14 July 2009

Torture and its discontents

Last night, while driving home, I heard a radio program called "Interrogating Torture" (sorry, no audio) looking at "harsh interrogation techniques" in Israel and Great Britain in light of the memos recently released by Obama's administration.

Somewhat to my surprise, I discovered that both Israel and Great Britain abandoned such techniques years ago, while being reluctant to name them "torture", for a variety of reasons. The primary reason, in both nations, was that abusive interrogations of prisoners and suspects, over time, added fuel to the fires of hatred among their enemies. (All the pro-torture interviewee could say in response was that torture is only one reason among many that radical Islam and other terrorists hate us.) Even facing the same threats of terrorism they have faced before along with new threats from al-Qaeda, neither is interested in returning to a policy of "extreme" measures in their treatment of prisoners.

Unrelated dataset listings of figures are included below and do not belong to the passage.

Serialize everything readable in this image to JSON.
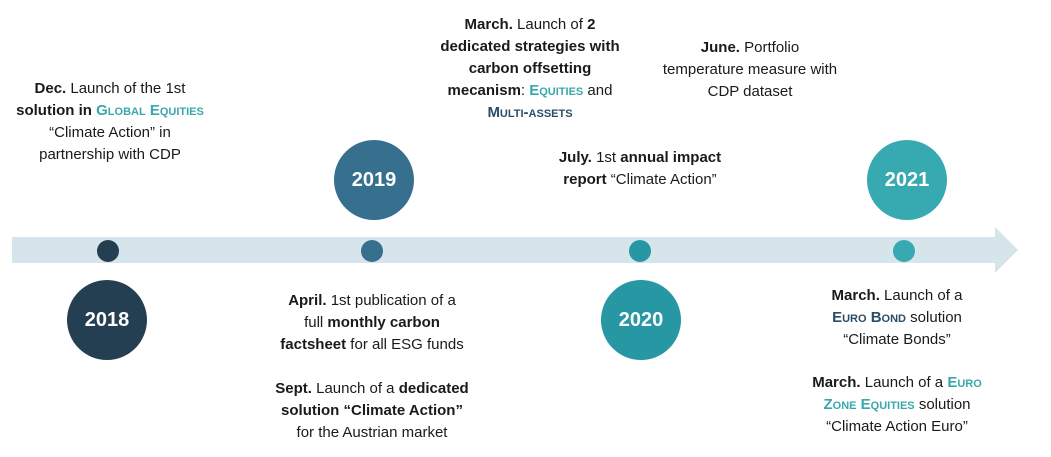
{
  "colors": {
    "arrow": "#d6e5ec",
    "y2018": "#253f52",
    "y2019": "#376f8f",
    "y2020": "#2697a3",
    "y2021": "#36aab0",
    "accent_teal": "#3aa8ab",
    "accent_navy": "#2b4d66"
  },
  "years": {
    "y2018": "2018",
    "y2019": "2019",
    "y2020": "2020",
    "y2021": "2021"
  },
  "events": {
    "dec2018": {
      "month": "Dec.",
      "t1": " Launch of the 1st",
      "t2": "solution in ",
      "highlight": "Global Equities",
      "t3": "“Climate Action” in",
      "t4": "partnership with CDP"
    },
    "apr2019": {
      "month": "April.",
      "t1": " 1st publication of a",
      "t2": "full ",
      "bold": "monthly carbon",
      "bold2": "factsheet",
      "t3": " for all ESG funds"
    },
    "sep2019": {
      "month": "Sept.",
      "t1": " Launch of a ",
      "bold": "dedicated",
      "bold2": "solution “Climate Action”",
      "t2": "for the Austrian market"
    },
    "mar2020": {
      "month": "March.",
      "t1": " Launch of ",
      "bold": "2",
      "bold2": "dedicated strategies with",
      "bold3": "carbon offsetting",
      "bold4": "mecanism",
      "t2": ":  ",
      "highlight1": "Equities",
      "t3": " and",
      "highlight2": "Multi-assets"
    },
    "jun2020": {
      "month": "June.",
      "t1": " Portfolio",
      "t2": "temperature measure with",
      "t3": "CDP dataset"
    },
    "jul2020": {
      "month": "July.",
      "t1": " 1st ",
      "bold": "annual impact",
      "bold2": "report",
      "t2": " “Climate Action”"
    },
    "mar2021a": {
      "month": "March.",
      "t1": " Launch of a",
      "highlight": "Euro Bond",
      "t2": " solution",
      "t3": "“Climate Bonds”"
    },
    "mar2021b": {
      "month": "March.",
      "t1": " Launch of a ",
      "highlight1": "Euro",
      "highlight2": "Zone Equities",
      "t2": " solution",
      "t3": "“Climate Action Euro”"
    }
  }
}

A professor at Georgetown (whose name I forget) added that there are some depths no civilized society should stoop to. He gave the analogy of slavery: how would we respond if, in order to combat global terrorism and protect our population, we began to enslave people again. It would only be a small number of slaves, of course. We might pay them $0.02 per day, so that technically it would not be slavery. And by gum it would work! Productivity would increase and we'd show those enemies of freedom what for!

I thought his analogy apt. At this point in history, thank God, I hope we would rather suffer military defeat or terrorist attack than resort to enslaving human beings. But, I had also hoped that we would rather suffer than resort to torturing prisoners.

I can only return to the ancient maxim: it is always better to suffer evil than to commit evil.

1 comboxers:

Amy said...

"I can only return to the ancient maxim: it is always better to suffer evil than to commit evil."

No, it's better to stay the hell away from evil and don't commit it yourself. No need to suffer it. The world is very rarely either or. :)

Also, I have to say I don't get at all what the Georgetown Prof's slave's analogy is all about. However, you probably shouldn't be surprised because I soured on academia a while ago.

I do get that torture is generally ineffective and for that reason alone we shouldn't be doing it. We can be tough on terriosm without stooping to their techniques.